FDA
TALK PAPER

Food and Drug Administration
U.S. Department of Health and Human Services
Public Health Service 5600 Fishers Lane Rockville, MD 20857

FDA Talk Papers are prepared by the Press Office to guide FDA personnel in responding with consistency and accuracy to questions from the public on subjects of current interest. Talk Papers are subject to change as more information becomes available.

T98-21                        Susan M. Cruzan:     301-827-6242
April 30, 1998                
                              Consumer Inquiries:  800-532-4440

FDA APPROVES XELODA FOR BREAST CANCER

FDA has approved Xeloda, a new oral treatment for advanced breast cancer patients, whose tumors are resistant to Taxol (paclitaxel) with an anthracycline, such as Adriamycin (doxorubicin), or in patients whose tumors are resistant to paclitaxel and further anthracycline therapy may be contraindicated. The following may be used to respond to questions.

The approval of Xeloda gives women who are living with advanced breast cancer in the United States another option for treatment of their disease. The new oral formulation, approved for patients with hard-to-treat tumors, is converted by the body to 5-fluorouracil (5FU), a cancer drug which has been given intravenously for many years to treat various types of cancer.

Xeloda has been granted accelerated approval -- a regulatory mechanism that allows early approval of a product for the treatment of life-threatening conditions for which no acceptable alternative treatments exist or which provides a meaningful therapeutic benefit over existing treatments. Accelerated approval is based on a surrogate marker for clinical benefit such as measurable shrinkage of a tumor rather than a documented effect on the clinical benefit itself such as survival.

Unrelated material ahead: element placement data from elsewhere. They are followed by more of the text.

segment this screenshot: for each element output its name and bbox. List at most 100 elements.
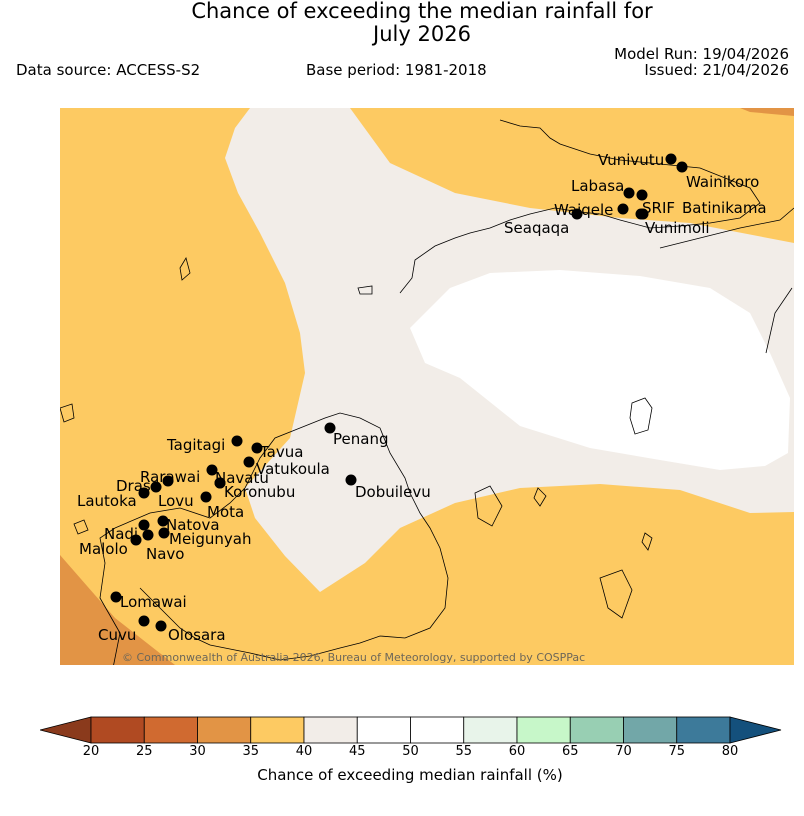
station-markers: Vunivutu Wainikoro Labasa Waiqele SRIF Batini… [77,151,767,644]
colorbar-segment-70 [623,716,678,744]
colorbar-tick-55: 55 [455,744,473,759]
colorbar-tick-80: 80 [721,744,739,759]
station-label-lomawai: Lomawai [120,593,187,611]
station-marker-drasa [150,481,162,493]
colorbar-tick-60: 60 [508,744,526,759]
station-label-mota: Mota [207,503,244,521]
colorbar-tick-20: 20 [82,744,100,759]
colorbar-tick-70: 70 [615,744,632,759]
station-label-labasa: Labasa [571,177,624,195]
station-label-waiqele: Waiqele [554,201,613,219]
station-marker-tavua [251,442,263,454]
colorbar-tick-75: 75 [668,744,686,759]
station-marker-lovu [162,475,174,487]
copyright-notice: © Commonwealth of Australia 2026, Bureau… [122,651,585,664]
colorbar-segment-40 [303,716,358,744]
colorbar-segment-45 [356,716,411,744]
island-coast-9 [179,256,191,281]
colorbar-segment-65 [569,716,624,744]
colorbar-segment-50 [410,716,465,744]
station-marker-meigunyah [158,527,170,539]
island-coast-6 [641,532,653,551]
colorbar-tick-50: 50 [402,744,419,759]
station-marker-lautoka [138,487,150,499]
colorbar-tick-35: 35 [242,744,260,759]
station-marker-vatukoula [243,456,255,468]
station-label-navatu: Navatu [215,469,269,487]
station-label-vunimoli: Vunimoli [645,219,710,237]
rainfall-map: Vunivutu Wainikoro Labasa Waiqele SRIF Batini… [60,108,794,665]
region-45-55 [410,270,790,470]
station-label-seaqaqa: Seaqaqa [504,219,569,237]
model-run: Model Run: 19/04/2026 [614,45,789,63]
station-marker-nadi [138,519,150,531]
colorbar-tick-40: 40 [295,744,313,759]
colorbar-tick-45: 45 [348,744,366,759]
station-label-cuvu: Cuvu [98,626,136,644]
colorbar-segment-60 [516,716,571,744]
island-coast-1 [629,397,653,435]
station-label-navo: Navo [146,545,184,563]
island-coast-3 [599,569,633,619]
station-label-vatukoula: Vatukoula [256,460,330,478]
station-label-penang: Penang [333,430,388,448]
station-label-dobuilevu: Dobuilevu [355,483,431,501]
colorbar-segment-25 [143,716,198,744]
station-marker-cuvu [138,615,150,627]
station-marker-seaqaqa [571,208,583,220]
colorbar-tick-25: 25 [135,744,153,759]
island-coast-4 [357,285,373,295]
station-marker-vunimoli [635,208,647,220]
station-marker-lomawai [110,591,122,603]
station-marker-rarawai [206,464,218,476]
coastlines [60,119,794,665]
island-coast-5 [533,487,547,507]
colorbar-tick-65: 65 [561,744,579,759]
station-marker-vunivutu [665,153,677,165]
station-marker-mota [200,491,212,503]
station-label-srif: SRIF [642,199,675,217]
colorbar-tick-30: 30 [189,744,206,759]
taveuni-coast [659,207,794,249]
issued-date: Issued: 21/04/2026 [644,61,789,79]
colorbar-segment-20 [90,716,145,744]
station-marker-dobuilevu [345,474,357,486]
station-marker-tagitagi [231,435,243,447]
station-label-wainikoro: Wainikoro [686,173,759,191]
colorbar [40,716,782,744]
base-period: Base period: 1981-2018 [306,61,487,79]
colorbar-label: Chance of exceeding median rainfall (%) [257,766,563,784]
station-marker-waiqele [617,203,629,215]
lau-coast [765,287,793,354]
colorbar-extend-high [729,716,782,744]
region-30-35-northeast [740,108,794,116]
station-label-meigunyah: Meigunyah [169,530,251,548]
probability-fill [60,108,794,665]
island-coast-7 [60,403,75,423]
colorbar-extend-low [40,716,92,744]
station-label-natova: Natova [166,516,220,534]
island-coast-8 [73,519,89,535]
station-label-olosara: Olosara [168,626,226,644]
station-marker-koronubu [214,477,226,489]
colorbar-segment-30 [197,716,252,744]
station-label-batinikama: Batinikama [682,199,767,217]
station-marker-malolo [130,534,142,546]
colorbar-segment-55 [463,716,518,744]
station-label-malolo: Malolo [79,540,128,558]
station-label-koronubu: Koronubu [224,483,295,501]
station-label-lautoka: Lautoka [77,492,137,510]
title-line-2: July 2026 [373,22,471,46]
station-label-drasa: Drasa [116,477,160,495]
island-coast-2 [474,485,503,527]
station-label-nadi: Nadi [104,525,138,543]
vanua-levu-coast [399,119,761,294]
map-title: Chance of exceeding the median rainfall … [0,0,804,46]
station-marker-batinikama [636,189,648,201]
station-marker-olosara [155,620,167,632]
station-label-vunivutu: Vunivutu [598,151,664,169]
viti-levu-coast [99,412,449,665]
station-label-lovu: Lovu [158,492,194,510]
station-marker-natova [157,515,169,527]
title-line-1: Chance of exceeding the median rainfall … [191,0,653,23]
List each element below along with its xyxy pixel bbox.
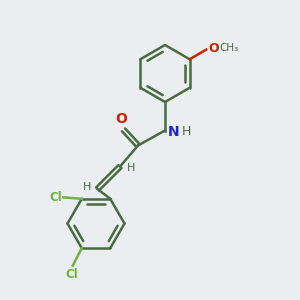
- Text: O: O: [116, 112, 128, 126]
- Text: CH₃: CH₃: [219, 44, 238, 53]
- Text: H: H: [182, 125, 191, 138]
- Text: H: H: [127, 163, 135, 173]
- Text: O: O: [208, 42, 219, 55]
- Text: N: N: [167, 125, 179, 139]
- Text: Cl: Cl: [66, 268, 79, 281]
- Text: Cl: Cl: [49, 191, 62, 204]
- Text: H: H: [82, 182, 91, 193]
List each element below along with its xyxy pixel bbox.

Xeloda's approval was based on a phase II study showing that some patients demonstrated shrinkage of their tumor while taking the drug. In a subgroup of 43 patients resistant to both an anthracycline and Taxol, about a quarter had shrinkage of their tumor for a median duration of 154 days. In all 135 patients with measurable disease and who had been treated with one cancer drug, Taxol, tumors shrank by at least half in about 18.5 percent of patients.

The most frequently reported side effects in the clinical trial included diarrhea, nausea, vomiting, a painful inflammation of the mouth, fatigue, hand-foot syndrome characterized by a painful rash and swelling of the hands or feet and mild bone marrow suppression. About one third of the patients have serious side effects, but these side effects were generally reversible after interruption of treatment or decreasing the dose.

As a condition of approval, FDA is requiring the manufacturer Hoffmann-La Roche Inc., Newark, NJ to conduct further studies to evaluate clinical benefit. This arrangement corresponds to a March 19, l998 recommendation made by FDA's Oncologic Drug Advisory Committee.